Mounting concerns about the impact of electronic health records on patient safety have forced providers and developers to take a deeper look at some of the inherent flaws in their systems.

This year, EHR management topped the ECRI Institute’s list of top ten patient safety concerns, and experts have noted that most hospitals don’t have a formal health IT safety committee to address issues within EHRs. Including health IT team members in daily clinical safety huddles, where EHRs are a common concern, is one proven way to quickly and effectively address emerging issues.

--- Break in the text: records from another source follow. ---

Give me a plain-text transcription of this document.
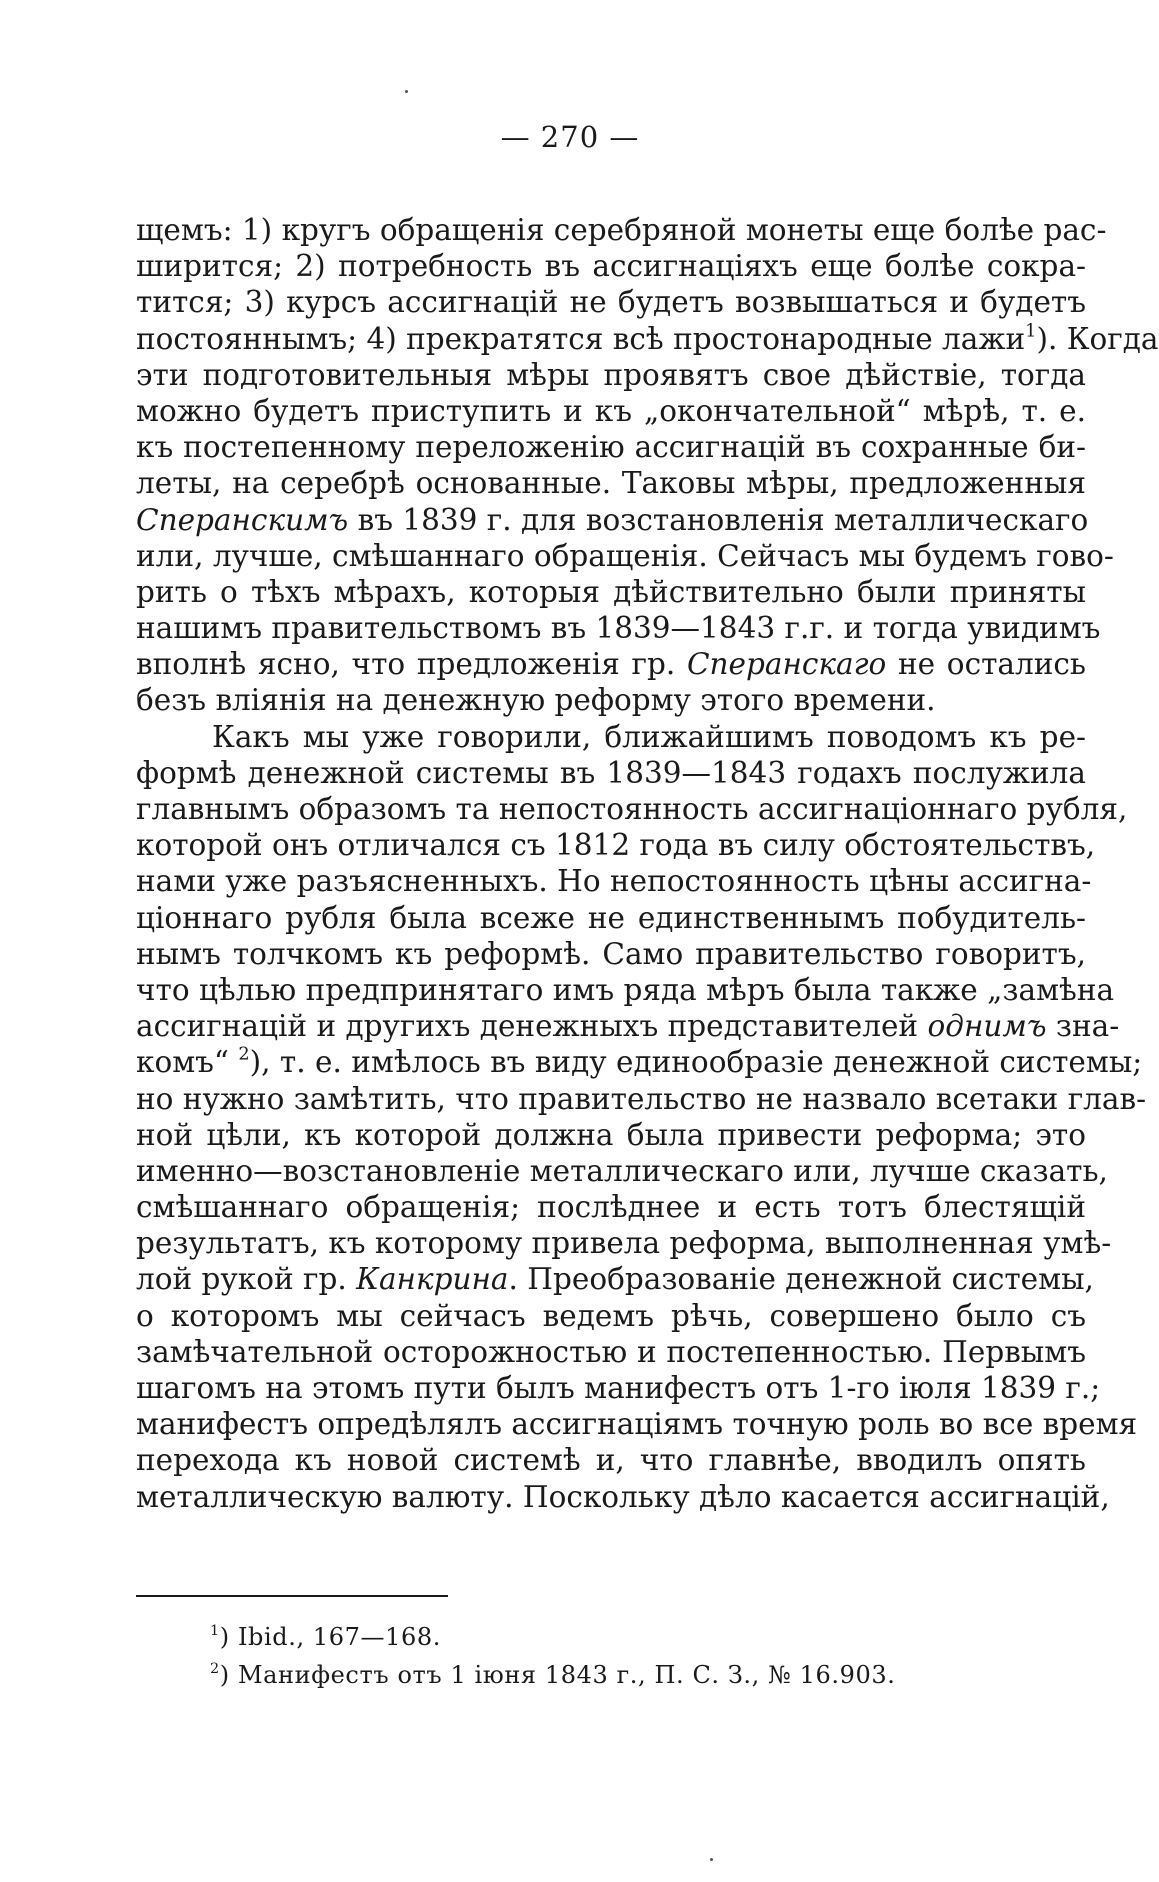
— 270 —
щемъ: 1) кругъ обращенія серебряной монеты еще болѣе рас-
ширится; 2) потребность въ ассигнаціяхъ еще болѣе сокра-
тится; 3) курсъ ассигнацій не будетъ возвышаться и будетъ
постояннымъ; 4) прекратятся всѣ простонародные лажи$^1$). Когда
эти подготовительныя мѣры проявятъ свое дѣйствіе, тогда
можно будетъ приступить и къ „окончательной“ мѣрѣ, т. е.
къ постепенному переложенію ассигнацій въ сохранные би-
леты, на серебрѣ основанные. Таковы мѣры, предложенныя
Сперанскимъ въ 1839 г. для возстановленія металлическаго
или, лучше, смѣшаннаго обращенія. Сейчасъ мы будемъ гово-
рить о тѣхъ мѣрахъ, которыя дѣйствительно были приняты
нашимъ правительствомъ въ 1839—1843 г.г. и тогда увидимъ
вполнѣ ясно, что предложенія гр. Сперанскаго не остались
безъ вліянія на денежную реформу этого времени.
Какъ мы уже говорили, ближайшимъ поводомъ къ ре-
формѣ денежной системы въ 1839—1843 годахъ послужила
главнымъ образомъ та непостоянность ассигнаціоннаго рубля,
которой онъ отличался съ 1812 года въ силу обстоятельствъ,
нами уже разъясненныхъ. Но непостоянность цѣны ассигна-
ціоннаго рубля была всеже не единственнымъ побудитель-
нымъ толчкомъ къ реформѣ. Само правительство говоритъ,
что цѣлью предпринятаго имъ ряда мѣръ была также „замѣна
ассигнацій и другихъ денежныхъ представителей однимъ зна-
комъ“ $^2$), т. е. имѣлось въ виду единообразіе денежной системы;
но нужно замѣтить, что правительство не назвало всетаки глав-
ной цѣли, къ которой должна была привести реформа; это
именно—возстановленіе металлическаго или, лучше сказать,
смѣшаннаго обращенія; послѣднее и есть тотъ блестящій
результатъ, къ которому привела реформа, выполненная умѣ-
лой рукой гр. Канкрина. Преобразованіе денежной системы,
о которомъ мы сейчасъ ведемъ рѣчь, совершено было съ
замѣчательной осторожностью и постепенностью. Первымъ
шагомъ на этомъ пути былъ манифестъ отъ 1-го іюля 1839 г.;
манифестъ опредѣлялъ ассигнаціямъ точную роль во все время
перехода къ новой системѣ и, что главнѣе, вводилъ опять
металлическую валюту. Поскольку дѣло касается ассигнацій,
$^1$) Ibid., 167—168.
$^2$) Манифестъ отъ 1 іюня 1843 г., П. С. З., № 16.903.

But some of those defects could be resolved with simple changes to the way information is displayed. According to a report (PDF) released this week by the HIMSS Electronic Health Record Association, alert modifications, along with simple formatting adjustments, could have a sizable impact on patient safety.

RELATED: Are EHRs a patient safety necessity or a barrier to care?

Below are three highlights from the report:

  • Decimals and commas help: EHRs contain a wide array of numerical formats. The consistent use of decimals and commas keeps users from misreading a medication dosage. For example, .5 mg can easily be misread as “five milligrams.” Reformatting to 0.5 mg provides more clarity.
  • Drugs are confusing; don’t make it worse: Several organizations, including the Institute for Safe Medication Practices and the FDA recommend the use of “tall man” letters to distinguish look-alike drugs (bupropion and buspirone, for example). Building in this feature, either directly through the EHR developer or a content vendor, can limit confusion. Clear spacing between letters and numbers can also ensure patients are receiving the correct medication dosage.
  • Visually distinguish abnormal lab results: Consistency and clarity are key here. Physicians need to be able to quickly pick out abnormal results, and EHRs can help by displaying irregular labs in bold, red lettering, or some similar unified display. Graphs should also demarcate the normal range for that patient.